Speakers suggested that the state could encourage more young people to pursue health care jobs by offering public education opportunities and loan repayment programs.

Heather Young -- dean and associate vice chancellor for nursing at the UC-Davis Betty Irene Moore School of Nursing -- emphasized the importance of encouraging medical specialists to learn more about eldercare issues. She said, "It's about gerontologizing, taking what they know and equipping them to serve the people they're serving better" (Lin, "California Watch Blog," 11/10).
Deane Beebe
For more information on California's direct-care workforce, including the projected number of workers that will be needed to meet demand, median wages and benefits for this workforce, and the settings where they work, see "PHI State Facts: California’s Direct-Care Workforce." For information about the nation's direct-care workforce, visit PHI's website.
Danijela Dornan
For many family members, having to stay at home to take care of their elderly loved one means giving up their job because they cannot afford to pay for in-home care or insttitunalization. California is ranked 4th in the nation for its high cost in long-term care servcies. Many caregivers cannot leave their family members at home alone because of various heatlh issues, such as Alzheimer's disease, it would be unsafe to do so. This isan't about personal accountability it's about reality and the reality is that caring for our elderly family members affects families emotionally, physically, and fiscally. Plus, don't forget about the increasing number of caregivers that fall under the "sandiwch generation"- they not only have to care for their elderly parents but also take care of their own children. Even those that are financially well off are having a hard time making ends meet.
Dianna Garrett
Robert, I don't think the author is implying that the family caregivers should be paid; they are just differentiating the unpaid from the paid caregivers in the State to give readers an idea of the scope of the need. I am happy to say that there are doctors and caregivers that specialize in geriatric care that are PACE Providers (Program of All-inclusive Care for the Elderly.) Some of our doctors are geriatricians, some are not, and yet all our providers (doctors, nurse practitioners, nurses, rehabilitative therapists, home care workers, recreational therapists and social workers) all specialize in geriatric care.

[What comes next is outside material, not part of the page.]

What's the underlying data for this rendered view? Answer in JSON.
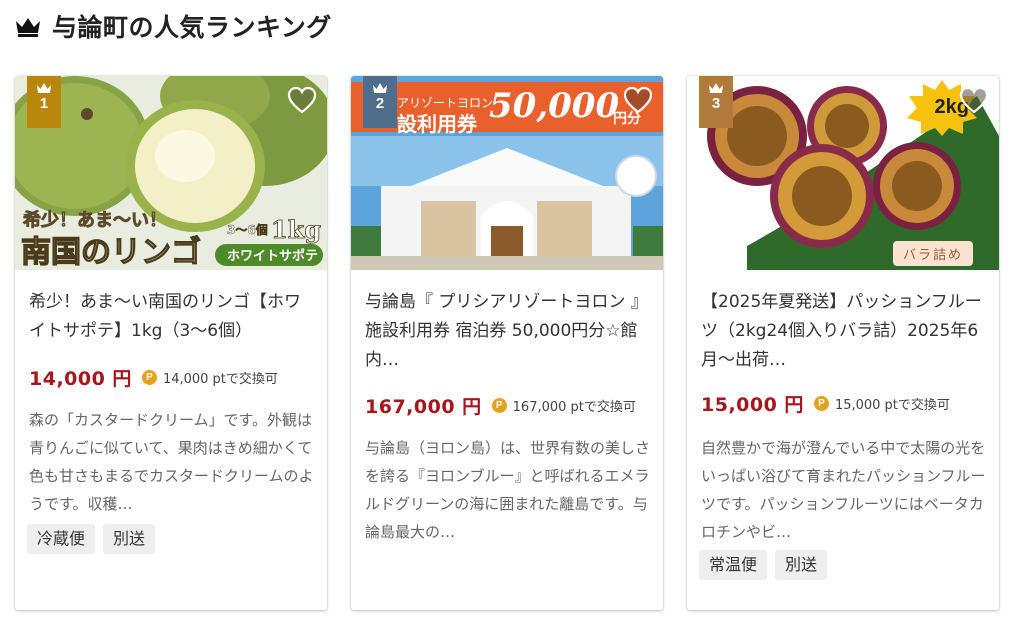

The shortage is very real, but there are creative programs out there that are training and developing the next generation of geriatric caregivers.
Robert Forster
"California also has millions of unpaid caregivers, such as family members." Should not the family be the moral first line of caregivers for family members and why does this imply that they should be paid? So this is the nanny state I was warned about where no personal individual accountability exists and all power and personal dependence resides with the government. All rights flow from the government and not the other way around. We have taken a very bad and irreversable course of social engineering.